Он находит спасение в книгах по истории.
Потому что он пока еще это умеет. Скакать из царства в царство так, как если бы одно с другим даже и не соприкасалось. Он еще не начал сводить их воедино. Учиться быть амфибией, двоякодышащей тварью. Он еще не начал задавать вопрос: где кончаются истории и начинается реальность?
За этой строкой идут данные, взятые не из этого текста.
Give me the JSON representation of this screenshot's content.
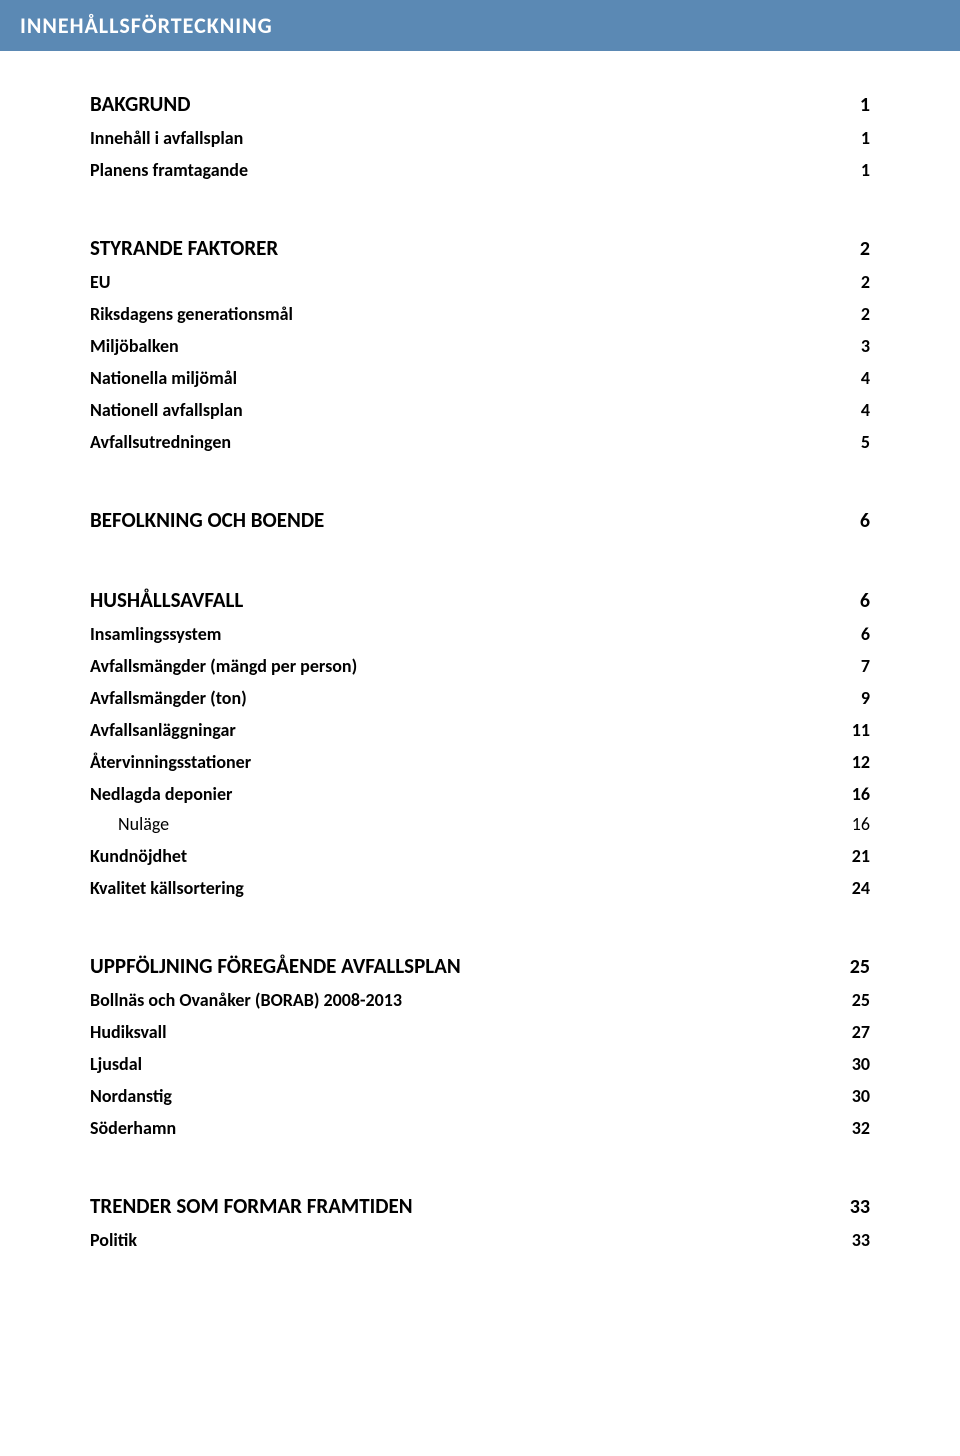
{
  "title": "INNEHÅLLSFÖRTECKNING",
  "colors": {
    "title_bar_bg": "#5b89b4",
    "title_bar_text": "#ffffff",
    "page_bg": "#ffffff",
    "text": "#000000"
  },
  "typography": {
    "title_fontsize_pt": 16,
    "h1_fontsize_pt": 16,
    "h2_fontsize_pt": 14,
    "h3_fontsize_pt": 14,
    "font_family": "Calibri"
  },
  "toc": [
    {
      "level": 1,
      "label": "BAKGRUND",
      "page": "1"
    },
    {
      "level": 2,
      "label": "Innehåll i avfallsplan",
      "page": "1"
    },
    {
      "level": 2,
      "label": "Planens framtagande",
      "page": "1"
    },
    {
      "level": 1,
      "label": "STYRANDE FAKTORER",
      "page": "2"
    },
    {
      "level": 2,
      "label": "EU",
      "page": "2"
    },
    {
      "level": 2,
      "label": "Riksdagens generationsmål",
      "page": "2"
    },
    {
      "level": 2,
      "label": "Miljöbalken",
      "page": "3"
    },
    {
      "level": 2,
      "label": "Nationella miljömål",
      "page": "4"
    },
    {
      "level": 2,
      "label": "Nationell avfallsplan",
      "page": "4"
    },
    {
      "level": 2,
      "label": "Avfallsutredningen",
      "page": "5"
    },
    {
      "level": 1,
      "label": "BEFOLKNING OCH BOENDE",
      "page": "6"
    },
    {
      "level": 1,
      "label": "HUSHÅLLSAVFALL",
      "page": "6"
    },
    {
      "level": 2,
      "label": "Insamlingssystem",
      "page": "6"
    },
    {
      "level": 2,
      "label": "Avfallsmängder (mängd per person)",
      "page": "7"
    },
    {
      "level": 2,
      "label": "Avfallsmängder (ton)",
      "page": "9"
    },
    {
      "level": 2,
      "label": "Avfallsanläggningar",
      "page": "11"
    },
    {
      "level": 2,
      "label": "Återvinningsstationer",
      "page": "12"
    },
    {
      "level": 2,
      "label": "Nedlagda deponier",
      "page": "16"
    },
    {
      "level": 3,
      "label": "Nuläge",
      "page": "16"
    },
    {
      "level": 2,
      "label": "Kundnöjdhet",
      "page": "21"
    },
    {
      "level": 2,
      "label": "Kvalitet källsortering",
      "page": "24"
    },
    {
      "level": 1,
      "label": "UPPFÖLJNING FÖREGÅENDE AVFALLSPLAN",
      "page": "25"
    },
    {
      "level": 2,
      "label": "Bollnäs och Ovanåker (BORAB) 2008-2013",
      "page": "25"
    },
    {
      "level": 2,
      "label": "Hudiksvall",
      "page": "27"
    },
    {
      "level": 2,
      "label": "Ljusdal",
      "page": "30"
    },
    {
      "level": 2,
      "label": "Nordanstig",
      "page": "30"
    },
    {
      "level": 2,
      "label": "Söderhamn",
      "page": "32"
    },
    {
      "level": 1,
      "label": "TRENDER SOM FORMAR FRAMTIDEN",
      "page": "33"
    },
    {
      "level": 2,
      "label": "Politik",
      "page": "33"
    }
  ]
}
У него еще все впереди.
Поздним летом 1940 года, когда Гитлер открывает лавочку в Париже и строит планы вторжения через Ла Манш, когда на небесах над Южной Англией история расписывается белыми виньетками и наваливает целую кучу материала для будущих легенд, он роется в оставшихся от матери книгах – из коих многие принадлежали когда-то Доре и Луизе, сей книгочейской парочке, – и натыкается на два тома «Хереворда Бдительного» (он и сейчас еще хранит это довольно ценное в наши дни первоиздание), подаренное Луизой Доре в 1866 году. Пока обитатели Лондона и других больших городов вынуждены укрываться в твердокаменных конструкциях бомбоубежищ и на подземных станциях метро, он с головой уходит в прихотливые конструкты исторических баек мистера Кингсли, где, на фоне туманных фенлендских пейзажей (которые прекрасно рифмуются с туманным состоянием влюбленности), история переплетается с вымыслом, факт размывается сказкой…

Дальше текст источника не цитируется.